Open MPI Development Mailing List Archives

  |   Home   |   Support   |   FAQ   |   all Development mailing list

From: sadfub_at_[hidden]
Date: 2007-06-25 10:21:52


Pak Lui schrieb:
> sadfub_at_[hidden] wrote:
>> Sorry for late reply, but I havent had access to the machine at the weekend.
>>
>>> I don't really know what this means. People have explained "loose"
>>> vs. "tight" integration to me before, but since I'm not an SGE user,
>>> the definitions always fall away.
>> I *assume* loose coupled jobs, are just jobs, where the SGE find some
>> nodes to process them and from then on, it doesn't care about anything
>> in conjunction to the jobs. In contrast to tight coupled jobs, where the
>> SGE take care for sub process which could spwan from the job and
>> terminate them too in case of a failure, or take care of specified
>> resources.
>>
>>> Based on your prior e-mail, it looks like you are always invoking
>>> "ulimit" via "pdsh", even under SGE jobs. This is incorrect.
>> why?
>>
>>> Can't you just submit an SGE job script that runs "ulimit"?
>> #!/bin/csh -f
>> #$ -N MPI_Job
>> #$ -pe mpi 4
>> hostname && ulimit -a
>>
>> ATM I'm quite confused: cause I want to use the c-shell, but ulimit is
>> just for bash. The c-shell uses limit... hmm.. and SGE uses obviously
>> bash, instead of my request for csh in the first line. But if I just use
>> #!/bin/bash I get the same limits:
>>
>> -sh-3.00$ cat MPI_Job.o112116
>> node02
>> core file size (blocks, -c) unlimited
>> data seg size (kbytes, -d) unlimited
>> file size (blocks, -f) unlimited
>> pending signals (-i) 1024
>> max locked memory (kbytes, -l) 32
>> max memory size (kbytes, -m) unlimited
>> open files (-n) 1024
>> pipe size (512 bytes, -p) 8
>> POSIX message queues (bytes, -q) 819200
>> stack size (kbytes, -s) unlimited
>> cpu time (seconds, -t) unlimited
>> max user processes (-u) 139264
>> virtual memory (kbytes, -v) unlimited
>> file locks (-x) unlimited
>>
>> oops => 32 kbytes... So this isn't OMPI's fault.
>
> this looks like sge_execd isn't able to source the correct system
> defaults from the limit.conf file after you applied the change. Maybe
> you will need to restart the daemon?

Yes I posted the same question to the sun grid engine mailing list, and
as Jeff initially supposed it was the inproper limits for the daemons
(sgeexec). So I've to edit each node's init script
(/etc/init.d/sgeexecd), and put "ulimit -l unlimited" before starting
sge_execd. Then kill all sgeexecd's (running jobs won't be affected if
you use "qconf -ke all") then restart every node's sgeexecd. After that
every thing with SGE and OMPI 1.1.1 was fine.

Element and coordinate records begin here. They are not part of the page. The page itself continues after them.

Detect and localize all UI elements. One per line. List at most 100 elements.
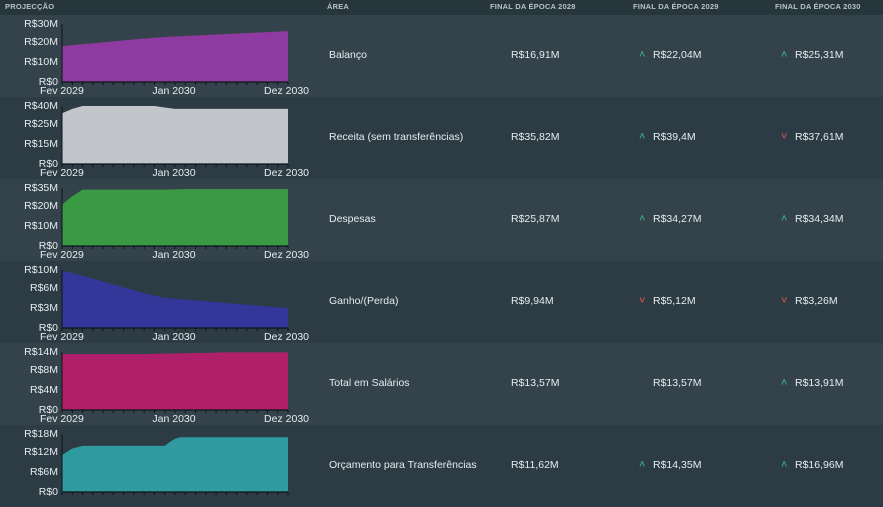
value-season-2030: ˄ R$25,31M <box>781 49 843 61</box>
value-season-2030: ˄ R$34,34M <box>781 213 843 225</box>
chart-x-tick-label: Jan 2030 <box>152 413 195 425</box>
trend-up-icon: ˄ <box>781 213 788 225</box>
chart-area-series <box>62 437 288 492</box>
value-text: R$13,57M <box>653 377 702 389</box>
chart-y-tick-label: R$35M <box>24 182 58 194</box>
value-season-2029: ˄ R$34,27M <box>639 213 701 225</box>
value-season-2028: R$16,91M <box>511 49 559 61</box>
area-name: Total em Salários <box>329 377 410 389</box>
chart-area-series <box>62 189 288 246</box>
projection-table: R$30M R$20M R$10M R$0 Fev 2029 Jan 2030 Dez 20… <box>0 15 883 507</box>
chart-x-tick-label: Jan 2030 <box>152 167 195 179</box>
trend-up-icon: ˄ <box>639 49 646 61</box>
chart-y-tick-label: R$0 <box>39 404 58 416</box>
value-season-2030: ˄ R$16,96M <box>781 459 843 471</box>
value-season-2029: ˄ R$22,04M <box>639 49 701 61</box>
value-season-2028-text: R$11,62M <box>511 459 559 471</box>
value-season-2028: R$25,87M <box>511 213 559 225</box>
table-row[interactable]: R$30M R$20M R$10M R$0 Fev 2029 Jan 2030 Dez 20… <box>0 15 883 97</box>
value-season-2028: R$11,62M <box>511 459 559 471</box>
trend-up-icon: ˄ <box>781 49 788 61</box>
area-name: Balanço <box>329 49 367 61</box>
chart-x-tick-label: Dez 2030 <box>264 331 309 343</box>
value-season-2030: ˄ R$13,91M <box>781 377 843 389</box>
trend-up-icon: ˄ <box>639 131 646 143</box>
chart-x-tick-label: Dez 2030 <box>264 167 309 179</box>
chart-y-tick-label: R$15M <box>24 138 58 150</box>
area-name: Receita (sem transferências) <box>329 131 463 143</box>
chart-x-tick-label: Fev 2029 <box>40 331 84 343</box>
table-row[interactable]: R$18M R$12M R$6M R$0 Orçamento para Transfer… <box>0 425 883 507</box>
chart-y-tick-label: R$10M <box>24 56 58 68</box>
area-name-text: Balanço <box>329 49 367 61</box>
header-season-2030[interactable]: FINAL DA ÉPOCA 2030 <box>775 2 861 11</box>
area-name: Despesas <box>329 213 376 225</box>
chart-x-tick-label: Fev 2029 <box>40 85 84 97</box>
area-name-text: Total em Salários <box>329 377 410 389</box>
value-season-2030: ˅ R$3,26M <box>781 295 838 307</box>
chart-x-tick-label: Dez 2030 <box>264 249 309 261</box>
trend-up-icon: ˄ <box>781 377 788 389</box>
chart-y-tick-label: R$30M <box>24 18 58 30</box>
value-season-2028-text: R$35,82M <box>511 131 560 143</box>
value-season-2028-text: R$13,57M <box>511 377 560 389</box>
chart-y-tick-label: R$6M <box>30 466 58 478</box>
value-season-2028-text: R$9,94M <box>511 295 554 307</box>
value-text: R$39,4M <box>653 131 696 143</box>
value-text: R$5,12M <box>653 295 696 307</box>
table-row[interactable]: R$10M R$6M R$3M R$0 Fev 2029 Jan 2030 Dez 2030… <box>0 261 883 343</box>
table-row[interactable]: R$35M R$20M R$10M R$0 Fev 2029 Jan 2030 Dez 20… <box>0 179 883 261</box>
area-name-text: Receita (sem transferências) <box>329 131 464 143</box>
chart-x-tick-label: Dez 2030 <box>264 413 309 425</box>
value-text: R$3,26M <box>795 295 838 307</box>
trend-down-icon: ˅ <box>781 295 788 307</box>
chart-x-tick-label: Fev 2029 <box>40 167 84 179</box>
value-season-2028-text: R$25,87M <box>511 213 560 225</box>
chart-x-tick-label: Jan 2030 <box>152 249 195 261</box>
chart-x-tick-label: Fev 2029 <box>40 413 84 425</box>
chart-y-tick-label: R$20M <box>24 200 58 212</box>
chart-y-tick-label: R$25M <box>24 118 58 130</box>
chart-x-tick-label: Jan 2030 <box>152 331 195 343</box>
value-season-2028: R$13,57M <box>511 377 559 389</box>
header-projection[interactable]: PROJECÇÃO <box>5 2 55 11</box>
table-header: PROJECÇÃO ÁREA FINAL DA ÉPOCA 2028 FINAL… <box>0 0 883 14</box>
value-season-2028: R$35,82M <box>511 131 559 143</box>
area-name: Ganho/(Perda) <box>329 295 398 307</box>
chart-y-tick-label: R$6M <box>30 282 58 294</box>
table-row[interactable]: R$14M R$8M R$4M R$0 Fev 2029 Jan 2030 Dez 2030… <box>0 343 883 425</box>
value-text: R$22,04M <box>653 49 702 61</box>
header-area[interactable]: ÁREA <box>327 2 350 11</box>
chart-y-tick-label: R$0 <box>39 76 58 88</box>
trend-down-icon: ˅ <box>639 295 646 307</box>
area-name: Orçamento para Transferências <box>329 459 477 471</box>
chart-y-tick-label: R$18M <box>24 428 58 440</box>
value-text: R$37,61M <box>795 131 844 143</box>
chart-y-tick-label: R$20M <box>24 36 58 48</box>
chart-area-series <box>62 270 288 328</box>
value-season-2029: ˄ R$39,4M <box>639 131 696 143</box>
chart-y-tick-label: R$0 <box>39 322 58 334</box>
value-season-2029: R$13,57M <box>639 377 701 389</box>
projection-chart: R$18M R$12M R$6M R$0 <box>24 428 289 498</box>
table-row[interactable]: R$40M R$25M R$15M R$0 Fev 2029 Jan 2030 Dez 20… <box>0 97 883 179</box>
chart-y-tick-label: R$14M <box>24 346 58 358</box>
trend-up-icon: ˄ <box>781 459 788 471</box>
header-season-2029[interactable]: FINAL DA ÉPOCA 2029 <box>633 2 719 11</box>
value-season-2029: ˅ R$5,12M <box>639 295 696 307</box>
area-name-text: Despesas <box>329 213 376 225</box>
chart-y-tick-label: R$3M <box>30 302 58 314</box>
chart-y-tick-label: R$4M <box>30 384 58 396</box>
chart-x-tick-label: Dez 2030 <box>264 85 309 97</box>
chart-y-tick-label: R$0 <box>39 486 58 498</box>
chart-x-tick-label: Fev 2029 <box>40 249 84 261</box>
trend-up-icon: ˄ <box>639 213 646 225</box>
value-season-2030: ˅ R$37,61M <box>781 131 843 143</box>
chart-x-tick-label: Jan 2030 <box>152 85 195 97</box>
header-season-2028[interactable]: FINAL DA ÉPOCA 2028 <box>490 2 576 11</box>
trend-up-icon: ˄ <box>639 459 646 471</box>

But for the whole question just read the small thread at:
http://gridengine.sunsource.net/servlets/ReadMsg?list=users&msgNo=20390

At this point big thanks to Jeff, and all other which helped me!

Are there any suggestions to the compilation error?

many many thousand thanks for the great help here in the forum!